Bayangkan seorang imam sedang memimpin paroki menuju sebuah tempat ziarah. Ketika sampai, di sana sudah ada sepasang wanita (lesbian) sedang berlutut. Salah satu dari mereka berdiri, menghampiri imam tersebut, dan memohon, “Tolong berikan kami berkat. Kami tidak bisa mendapat pekerjaan, pasangan saya sedang sangat sakit, kami tidak punya tempat tinggal, dan hidup kami sangat berat. Semoga Tuhan menolong kami!”

Imam itu tersenyum simpatik dan berkata, “Tuhan, pandanglah anak-anak-Mu ini, berikan mereka kesehatan, pekerjaan, kedamaian, dan saling membantu. Bebaskan mereka dari segala sesuatu yang bertentangan dengan Injil-Mu dan izinkan mereka hidup sesuai kehendak-Mu. Amin.”

Apakah ada yang keberatan dengan berkat seperti itu? Saya rasa tidak. Dan jika Anda tidak keberatan dengan berkat tersebut, maka Anda tidak bisa menolak konsep teoretis dari berkat non-liturgis bagi pasangan yang berada dalam hubungan yang tidak teratur atau sesama jenis.

Tapi, apakah ini benar-benar jenis berkat yang dimaksud Vatikan? Saya bisa katakan dengan yakin “ya”, karena contoh di atas diambil langsung dari klarifikasi yang diterbitkan oleh Kardinal Fernandez (Kepala DDF dan penulis Fiducia Supplicans) beberapa minggu setelah dokumen itu dirilis.

Orang-orang kemudian protes, “Imam selalu bisa melakukan berkat semacam itu. Mengapa mereka harus menerbitkan dokumen yang tidak mengubah apa pun?” Saya bingung dengan keberatan dari kaum Katolik tradisional ini. Jika Anda percaya bahwa ajaran Katolik tentang iman dan moral tidak bisa berubah, mengapa Anda mengharapkan dokumen apa pun dari DDF akan mengubah ajaran Gereja? Bukankah seharusnya setiap dokumen dari Vatikan bukanlah sebuah perubahan, melainkan klarifikasi atau penjabaran dari sesuatu yang selalu diajarkan? Karena itulah sebenarnya Fiducia Supplicans.

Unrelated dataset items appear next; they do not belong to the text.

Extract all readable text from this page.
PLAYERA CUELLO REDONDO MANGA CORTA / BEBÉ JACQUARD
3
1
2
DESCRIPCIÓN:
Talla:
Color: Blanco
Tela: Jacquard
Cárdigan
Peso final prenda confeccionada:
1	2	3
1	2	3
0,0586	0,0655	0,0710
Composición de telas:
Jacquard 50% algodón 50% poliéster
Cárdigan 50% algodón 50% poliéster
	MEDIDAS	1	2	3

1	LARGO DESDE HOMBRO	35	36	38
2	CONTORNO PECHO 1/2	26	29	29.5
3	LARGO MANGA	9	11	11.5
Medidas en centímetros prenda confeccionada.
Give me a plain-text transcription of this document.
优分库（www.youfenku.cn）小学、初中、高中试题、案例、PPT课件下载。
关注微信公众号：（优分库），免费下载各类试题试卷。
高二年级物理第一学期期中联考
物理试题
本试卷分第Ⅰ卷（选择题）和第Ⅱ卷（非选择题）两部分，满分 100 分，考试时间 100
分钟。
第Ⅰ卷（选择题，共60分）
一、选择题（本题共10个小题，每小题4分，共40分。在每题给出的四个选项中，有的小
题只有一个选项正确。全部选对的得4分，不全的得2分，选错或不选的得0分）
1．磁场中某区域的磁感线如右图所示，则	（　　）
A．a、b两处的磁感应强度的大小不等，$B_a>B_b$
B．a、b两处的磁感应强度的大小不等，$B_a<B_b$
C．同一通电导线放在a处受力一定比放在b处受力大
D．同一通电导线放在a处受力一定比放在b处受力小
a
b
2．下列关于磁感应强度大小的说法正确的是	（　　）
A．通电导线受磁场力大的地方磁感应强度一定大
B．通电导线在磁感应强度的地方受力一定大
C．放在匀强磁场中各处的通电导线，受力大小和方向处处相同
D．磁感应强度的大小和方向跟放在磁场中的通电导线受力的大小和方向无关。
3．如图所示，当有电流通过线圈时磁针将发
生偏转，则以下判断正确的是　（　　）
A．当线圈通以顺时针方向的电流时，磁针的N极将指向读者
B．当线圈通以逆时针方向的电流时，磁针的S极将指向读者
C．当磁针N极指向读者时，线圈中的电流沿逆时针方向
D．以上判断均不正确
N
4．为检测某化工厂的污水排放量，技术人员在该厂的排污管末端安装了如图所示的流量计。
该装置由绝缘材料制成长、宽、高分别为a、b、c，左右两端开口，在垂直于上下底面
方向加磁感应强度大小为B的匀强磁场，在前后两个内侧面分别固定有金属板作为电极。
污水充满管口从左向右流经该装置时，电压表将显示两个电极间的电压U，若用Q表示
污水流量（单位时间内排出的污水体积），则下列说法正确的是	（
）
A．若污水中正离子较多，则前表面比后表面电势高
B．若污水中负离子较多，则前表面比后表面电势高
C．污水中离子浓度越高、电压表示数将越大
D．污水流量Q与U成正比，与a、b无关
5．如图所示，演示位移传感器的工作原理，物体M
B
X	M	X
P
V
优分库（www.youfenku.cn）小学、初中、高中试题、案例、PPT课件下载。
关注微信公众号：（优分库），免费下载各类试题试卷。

Lalu, apa yang diklarifikasi? Siapa yang bingung? Vatikan memang tidak menjawab langsung, tapi menurut saya ada petunjuk besarnya. Ingat konteks saat dokumen ini dirilis. Pada Maret 2023, Konferensi Waligereja Jerman sepakat “mengadopsi upacara formal untuk memberkati hubungan sesama jenis.” Coba perhatikan dua perbedaan dari pernyataan tersebut dengan apa yang tertulis di Fiducia Supplicans. Mereka memberkati hubungannya (bukan individunya) dan menjadikannya liturgis serta ritual (sesuatu yang dilarang keras oleh Fiducia Supplicans). Jerman melakukan ini sebagai bagian dari “Jalan Sinodal” mereka—sebuah eksperimen sinodal yang memberikan kuasa doktrin kepada kaum awam—yang ditentang oleh Paus Fransiskus (dan penerus kepausannya, Robert Prevost). Singkatnya, pihak Jerman setuju melakukan sesuatu yang terlihat seperti ritual pernikahan dan melegitimasi hubungan tersebut, tapi membungkusnya dengan kata “berkat” agar tidak terlihat menolak ajaran resmi Gereja. Ini mempertanyakan makna berkat itu sendiri. Dengan kata lain, dokumen Fiducia Supplicans justru ditulis untuk menjawab tantangan tersebut.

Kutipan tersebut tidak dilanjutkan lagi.